The free-to-attend event, which lasts from 3 p.m. until 11 p.m., will celebrate Latin American authors in particular.

“We’re thrilled to have Hay Festival coming to Dallas,” Wild Detectives co-owner Javier Garcia del Moral said in the press materials announcing the event’s impending arrival. “This is a huge opportunity to bring some of the most relevant Latin American culture to the U.S. and let Texas embrace it as the melting pot that we really are.”

That the Wild Detectives event comes with the Hay Festival’s cosign is a big deal. One of the biggest literary festivals in the world, the Hay Festival brings readers and writers for regular sustainable events around the world, during which they can share stories and ideas for the future of the literary industry.
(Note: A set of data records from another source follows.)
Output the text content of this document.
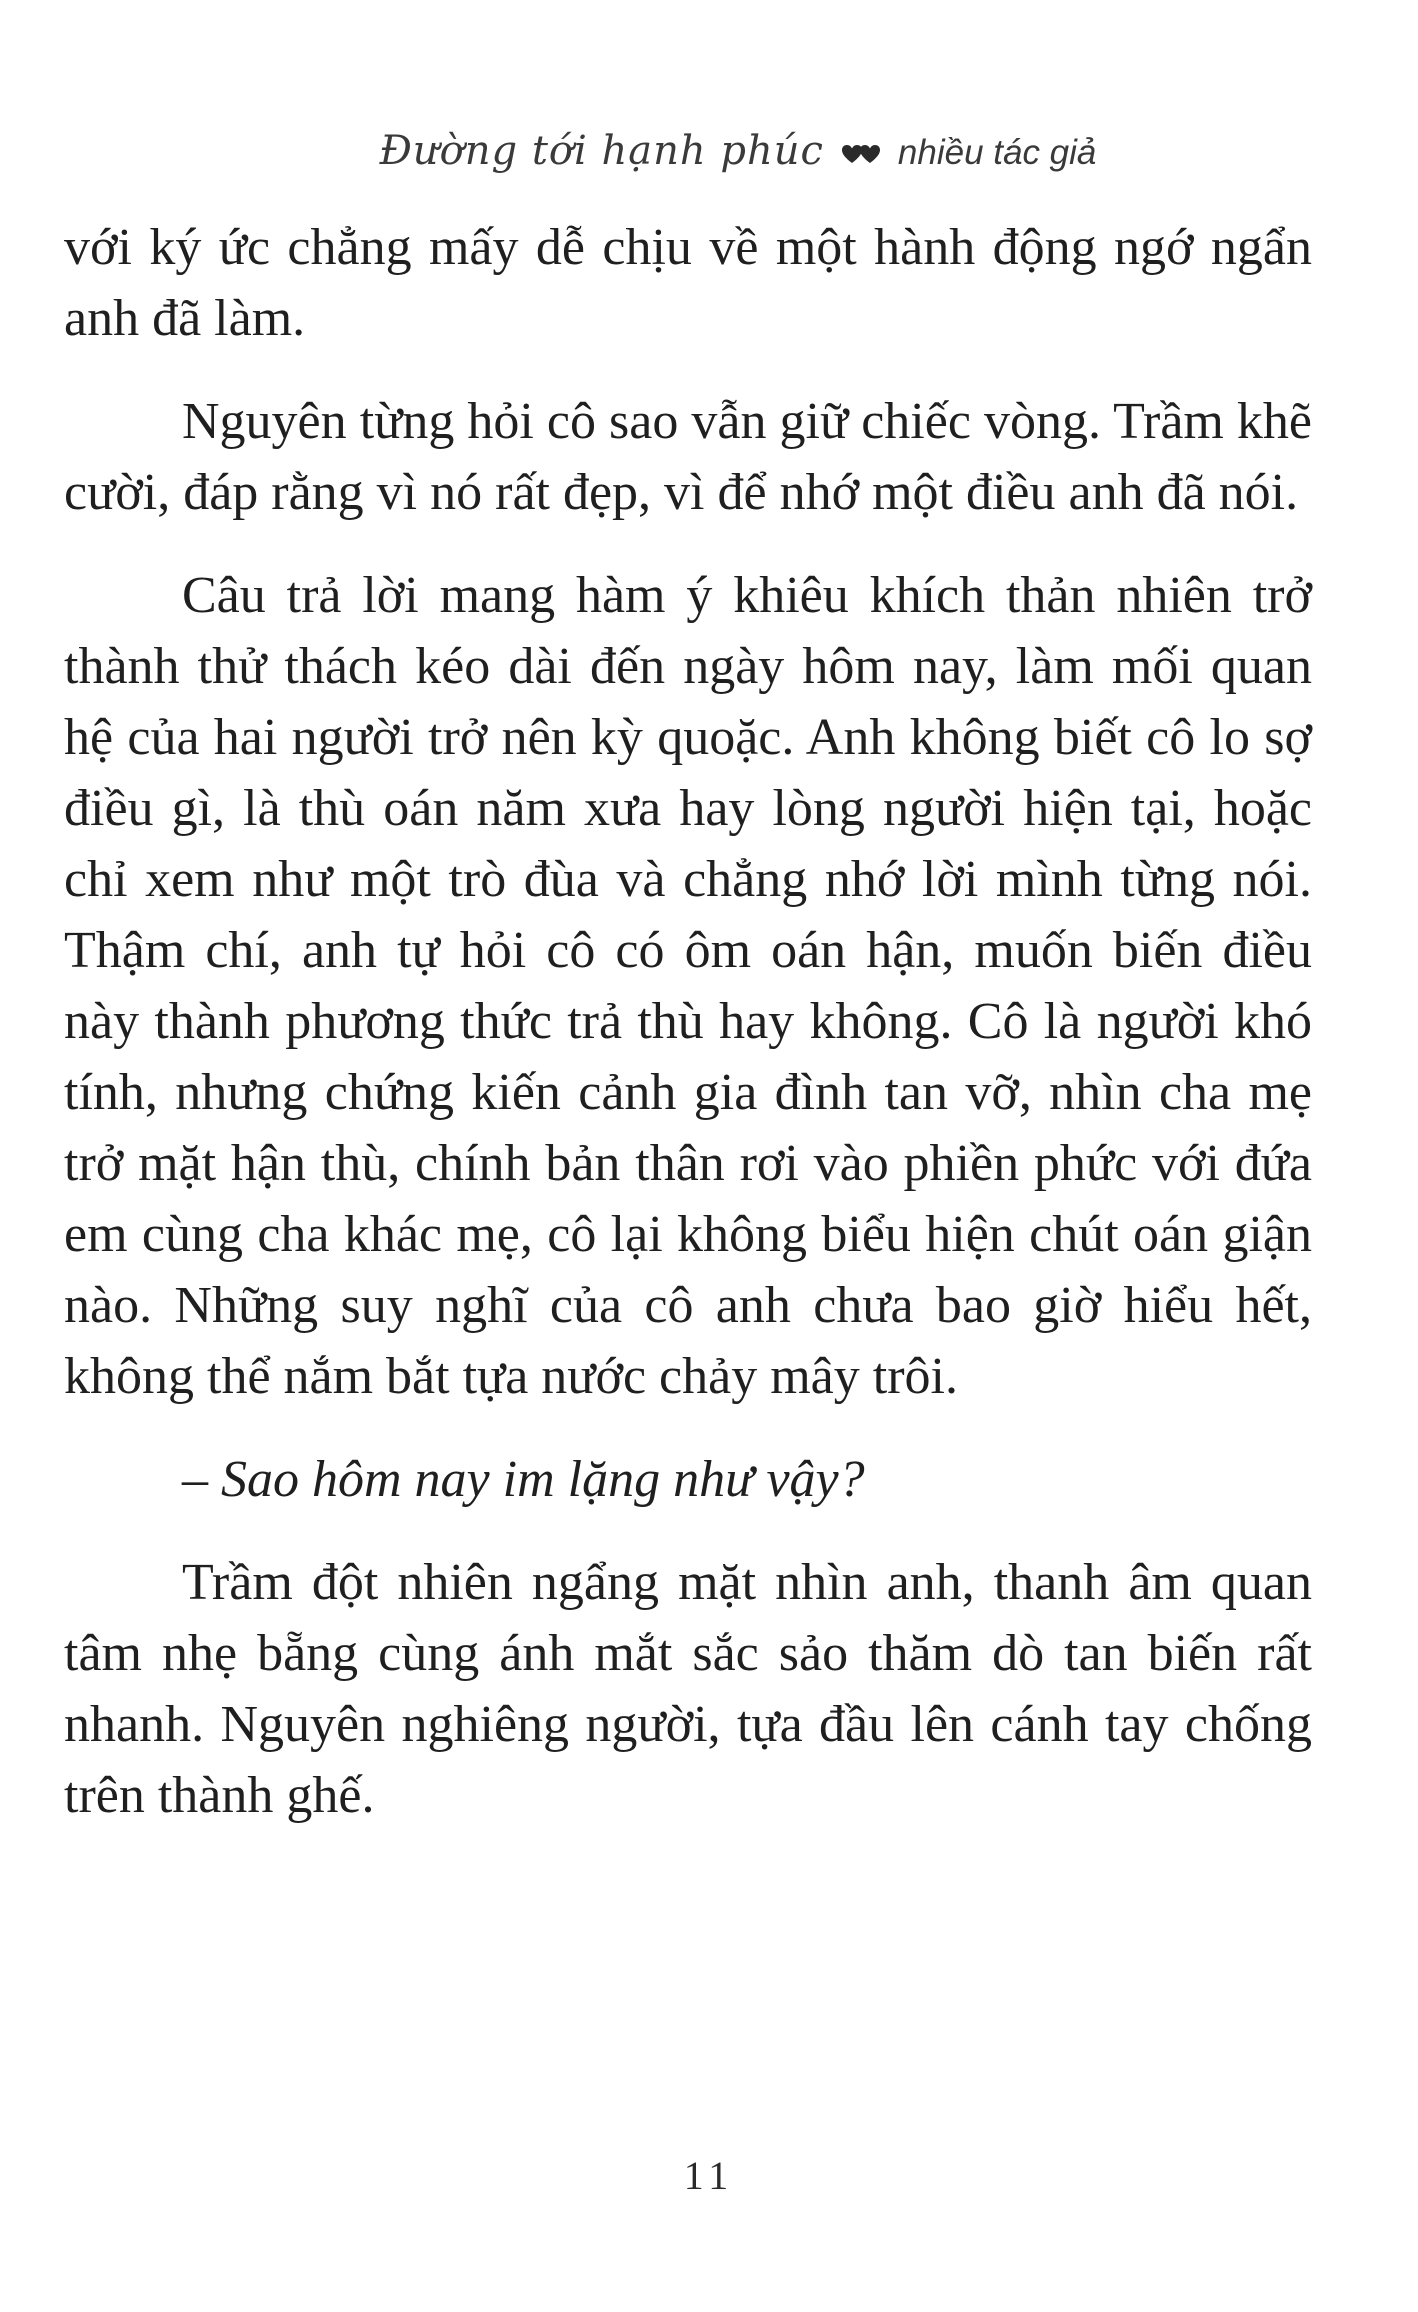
Đường tới hạnh phúc nhiều tác giả

với ký ức chẳng mấy dễ chịu về một hành động ngớ ngẩn anh đã làm.

Nguyên từng hỏi cô sao vẫn giữ chiếc vòng. Trầm khẽ cười, đáp rằng vì nó rất đẹp, vì để nhớ một điều anh đã nói.

Câu trả lời mang hàm ý khiêu khích thản nhiên trở thành thử thách kéo dài đến ngày hôm nay, làm mối quan hệ của hai người trở nên kỳ quoặc. Anh không biết cô lo sợ điều gì, là thù oán năm xưa hay lòng người hiện tại, hoặc chỉ xem như một trò đùa và chẳng nhớ lời mình từng nói. Thậm chí, anh tự hỏi cô có ôm oán hận, muốn biến điều này thành phương thức trả thù hay không. Cô là người khó tính, nhưng chứng kiến cảnh gia đình tan vỡ, nhìn cha mẹ trở mặt hận thù, chính bản thân rơi vào phiền phức với đứa em cùng cha khác mẹ, cô lại không biểu hiện chút oán giận nào. Những suy nghĩ của cô anh chưa bao giờ hiểu hết, không thể nắm bắt tựa nước chảy mây trôi.

– Sao hôm nay im lặng như vậy?

Trầm đột nhiên ngẩng mặt nhìn anh, thanh âm quan tâm nhẹ bẵng cùng ánh mắt sắc sảo thăm dò tan biến rất nhanh. Nguyên nghiêng người, tựa đầu lên cánh tay chống trên thành ghế.

11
Himself a past Hay Festival speaker, former President Bill Clinton once referred to the event as “The Woodstock of the Mind.”

Dallas’ one-day offshoot of this year’s Mexico City-hosted affair will feature seven authors who were recently featured in the festival’s “Bogotá 39″ list of the top emerging Latin American authors under the age of 40: Gabriela Jáuregui (México), Juan Cárdenas (Colombia), Emiliano Monge (México), Lola Copacabana (Argentina), Daniel Saldaña Paris (México), Brenda Lozano (México) and Eduardo Rabasa (México).

Along with other notable guests, those authors are slated to participate in three panels over the course of Saturday’s event: Jáuregui and Lozano will take part in a “Mujeres & Women” discussion on gender perspective in literature on both sides of the border; Cárdenas and Copacabana will be part of the “Norte / South” panel centered on new voices in Latin American literature and their take on identity; and Saldaña París and Monge will be among those included in the “Tomate/Tomato” panel on translation.

See Also: LUST IN TRANSLATION. // A New Dallas Publishing Company Is Bringing A Whole World’s Worth of Literature To The U.S.

Although many of the authors will be sticking around town to participate in similar panels hosted at Southern Methodist University (which is a sponsor of the event), The University of Texas at Dallas and The University of Texas at Arlington early next week, credit the Wild Detectives team for these authors heading this way in the first place.

“We’re friends with some of the people who work for Hay Festival in Mexico,” says Wild Detectives brand director Andrés de la Casa-Huertas on how the event came together. “When we went to Hay Festival Querétaro, last year, we thought it’d be an amazing event for Dallas. We talked to them about it, and they bought into it.”

To celebrate the coup, the day’s panels will be followed by DJ sets from The LowBrow Collective and DJ Mutarrancho that are expected to feature cumbia and afro-latin sounds.

And if all those these elements combine into a hit? Maybe The Wild Detectives will be able to turn their own mini-Hay Festival into a yearly event much like the old block from which it’s been chipped.

“We hope so,” Casa-Huertas says. “This is a bit of a test for us, I guess. If the festival goes well, we’re expecting to be able to do it again next year. And yes, over time we want to make it a yearly kind of event.”